What Is Endocapillary Proliferative Glomerulonephritis?
Endocapillary proliferative glomerulonephritis (EPGN) is a histopathological diagnosis defined by specific microscopic findings in kidney tissue. Under light microscopy, physicians observe proliferation of both endothelial cells within the glomerular capillaries and mesangial cells. This distinctive cellular overgrowth disrupts normal filtration structures and is often accompanied by clinical signs of acute kidney injury.
Key Diagnostic Features of EPGN
One of the hallmark characteristics of this condition is immune complex deposition, which can be detected through immunofluorescence testing. Typically, deposits of immunoglobulin G (IgG) and complement component C3 are found along the glomerular basement membrane. These immune markers suggest an underlying immune-mediated process triggering inflammation.
Electron microscopy further confirms the diagnosis by revealing subepithelial electron-dense deposits that appear as "hump-like" structures. These humps represent aggregated immune complexes lodged between the podocytes and the basement membrane, contributing to glomerular damage and proteinuria.
Primary Clinical Association: Acute Glomerulonephritis
In most cases, endocapillary proliferative glomerulonephritis corresponds to acute glomerulonephritis, particularly post-infectious forms such as those following streptococcal infections. When a patient presents with symptoms like hematuria, hypertension, edema, and reduced kidney function, and biopsy reveals EPGN, the clinical diagnosis typically points to acute glomerulonephritis.
It's important to note: while acute glomerulonephritis usually shows EPGN on biopsy, not all cases of EPGN are due to typical post-infectious causes. The pathological pattern is a clue, not a final diagnosis—further investigation is essential.

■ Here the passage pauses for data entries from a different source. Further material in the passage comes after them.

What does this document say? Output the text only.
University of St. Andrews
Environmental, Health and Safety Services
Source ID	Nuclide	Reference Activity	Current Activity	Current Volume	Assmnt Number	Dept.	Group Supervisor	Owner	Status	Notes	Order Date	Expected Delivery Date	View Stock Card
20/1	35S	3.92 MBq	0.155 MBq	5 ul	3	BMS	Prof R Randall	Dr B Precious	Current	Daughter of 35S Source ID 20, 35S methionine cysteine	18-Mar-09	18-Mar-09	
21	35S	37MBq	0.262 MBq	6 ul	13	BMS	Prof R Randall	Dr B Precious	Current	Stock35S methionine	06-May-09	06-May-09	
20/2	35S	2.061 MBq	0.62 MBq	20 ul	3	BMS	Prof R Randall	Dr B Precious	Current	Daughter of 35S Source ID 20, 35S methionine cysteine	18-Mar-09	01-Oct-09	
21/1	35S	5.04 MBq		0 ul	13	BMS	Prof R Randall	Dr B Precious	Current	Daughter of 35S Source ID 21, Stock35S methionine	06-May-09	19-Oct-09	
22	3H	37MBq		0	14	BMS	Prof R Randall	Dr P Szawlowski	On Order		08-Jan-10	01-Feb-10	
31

Differential Diagnoses and Other Possible Causes
Beyond acute glomerulonephritis, several other systemic conditions can manifest with identical or similar histological features. One notable example is cryoglobulinemia, an immune complex-mediated vasculitis often associated with hepatitis C, autoimmune diseases, or lymphoproliferative disorders. In such cases, circulating cryoglobulins deposit in the glomeruli, leading to endocapillary proliferation and renal impairment.
Less Common but Important Considerations
Rare diseases such as lupus nephritis (particularly Class III or IV), IgA nephropathy during acute flares, or even certain bacterial endocarditis-related immune complex glomerulonephritis may also present with EPGN patterns. Therefore, when EPGN is identified, clinicians must perform a comprehensive workup—including serological tests, viral panels, and autoimmune markers—to rule out secondary causes.
Accurate diagnosis hinges on integrating clinical presentation, laboratory data, and histopathological findings. Treating the underlying cause—whether infection, autoimmunity, or paraproteinemia—is crucial for improving long-term renal outcomes.